House Approves 11th-Hour US Debt Deal

The US House of Representatives has passed a bill aimed at raising the country's debt limit.

Congress has been scrambling for enough support to push through an 11th-hour compromise to avoid the world's largest economy having to perform a humiliating default.

The 269-161 vote in the House came after Republican leaders spent the day urging conservatives to support the bill.

The Democrat-led Senate is likely to vote in favour of the legislation on Tuesday.

House speaker John Boehner said both the Republican and Democratic leaders of Congress "have a responsibility to bring sufficient votes to make sure it passes".

Gabrielle Giffords, the Congresswoman from Arizona who was shot in the head while meeting constituents in Tuscon in January, was in Washington for the vote.

It is believed to be the first time she has been back in Congress since the shooting.

Ms Giffords received a round of applause from her colleagues who crowded around her to shake her hand after the vote.

In a statement she said: "I have closely followed the debate over our debt ceiling and have been deeply disappointed at what's going on in Washington.

"After weeks of failed debate in Washington, I was pleased to see a solution to this crisis emerge.

"I strongly believe that crossing the aisle for the good of the American people is more important than party politics. I had to be here for this vote. I could not take the chance that my absence could crash our economy."

Earlier, President Barack Obama announced a deal had been struck between Democrats and Republicans to raise the debt ceiling.

Mr Obama said the agreement will cut about \$1trn (£610bn) over 10 years, reducing government spending to its lowest level since the 1950s.

A special congressional committee will be set up to find another \$1.5trn (£915bn) in savings by the end of December, the President added.

The last-minute deal, which will allow the US to increase its borrowing by \$2.1trn (£1.3 trillion), still has to be approved by Congress later today.

Officials believe this amount will be enough to last until 2013.

"The leaders of both parties in both chambers have reached an agreement that will reduce the deficit and avoid default," Mr Obama said.

"A default that would have had a devastating effect on our economy."

While Mr Obama welcomed the plan, he admitted it was not what he really wanted.

"Is this the deal I would have preferred? No," he told reporters.

"I believe that we could have made the tough choices required on entitlement reform and tax reform right now, rather than through a special congressional committee process.

"This process has been messy. It's taken far too long.

"I've been concerned about the impact that it's had on business confidence and consumer confidence, and the economy as a whole over the last month."

Both the House of Representatives and the Senate must agree on the deal.

If the US does not agree to increase the maximum debt level by Tuesday's midnight deadline the country will not have enough money to pay its bills.

Economists have claimed that defaulting on the debt could push the already fragile American economy back into recession.

The US was in danger of losing its AAA credit rating, which could have meant tax rises in the form of higher interest rates on mortgages and credit cards.
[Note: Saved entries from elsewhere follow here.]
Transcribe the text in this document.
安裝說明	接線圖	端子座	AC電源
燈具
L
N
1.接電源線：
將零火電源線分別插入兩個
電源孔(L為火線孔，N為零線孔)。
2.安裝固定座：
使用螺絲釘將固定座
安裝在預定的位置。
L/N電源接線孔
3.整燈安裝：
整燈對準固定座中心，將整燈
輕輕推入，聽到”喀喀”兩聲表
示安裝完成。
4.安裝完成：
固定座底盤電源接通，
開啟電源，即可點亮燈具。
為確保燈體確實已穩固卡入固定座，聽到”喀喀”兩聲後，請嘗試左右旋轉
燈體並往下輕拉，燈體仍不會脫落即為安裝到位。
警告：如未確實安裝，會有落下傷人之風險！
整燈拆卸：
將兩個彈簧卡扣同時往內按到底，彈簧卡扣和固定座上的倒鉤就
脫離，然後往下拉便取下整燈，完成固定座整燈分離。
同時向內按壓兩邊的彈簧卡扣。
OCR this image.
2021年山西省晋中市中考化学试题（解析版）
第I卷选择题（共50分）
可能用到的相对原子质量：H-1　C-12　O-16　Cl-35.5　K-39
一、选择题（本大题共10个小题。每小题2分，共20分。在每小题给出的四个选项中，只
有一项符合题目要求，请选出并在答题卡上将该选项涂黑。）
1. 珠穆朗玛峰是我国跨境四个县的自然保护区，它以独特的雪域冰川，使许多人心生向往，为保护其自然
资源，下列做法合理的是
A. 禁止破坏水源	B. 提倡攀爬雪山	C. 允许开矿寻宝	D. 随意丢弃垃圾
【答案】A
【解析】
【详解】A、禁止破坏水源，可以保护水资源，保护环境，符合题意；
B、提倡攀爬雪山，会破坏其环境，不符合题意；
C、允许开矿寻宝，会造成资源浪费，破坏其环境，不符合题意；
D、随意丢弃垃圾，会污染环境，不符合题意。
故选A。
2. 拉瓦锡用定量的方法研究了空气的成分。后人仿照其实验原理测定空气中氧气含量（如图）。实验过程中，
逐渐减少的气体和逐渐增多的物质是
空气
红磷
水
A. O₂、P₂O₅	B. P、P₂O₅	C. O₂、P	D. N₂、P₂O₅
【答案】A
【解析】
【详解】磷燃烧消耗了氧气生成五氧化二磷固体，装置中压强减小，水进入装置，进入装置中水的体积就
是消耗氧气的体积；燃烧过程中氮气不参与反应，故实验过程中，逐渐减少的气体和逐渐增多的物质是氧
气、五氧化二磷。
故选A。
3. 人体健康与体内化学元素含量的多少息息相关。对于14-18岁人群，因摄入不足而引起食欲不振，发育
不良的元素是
Mr Obama thanked the public for their phones calls, emails and Twitter messages encouraging and pressurising Washington to make a decision.

Republicans had insisted on deep spending cuts before they would consider raising the \$14.3trn (£8.7trn) limit on US borrowing, turning a normally routine legislative matter into a dangerous political impasse.

Sky's US correspondent Greg Milam said it was interesting that the deal was announced before the Asian financial markets opened.

US stock futures jumped and the dollar rebounded after news of the agreement was announced.

Although it will ease the immediate crisis, repercussions will be felt for years to come, Milam added.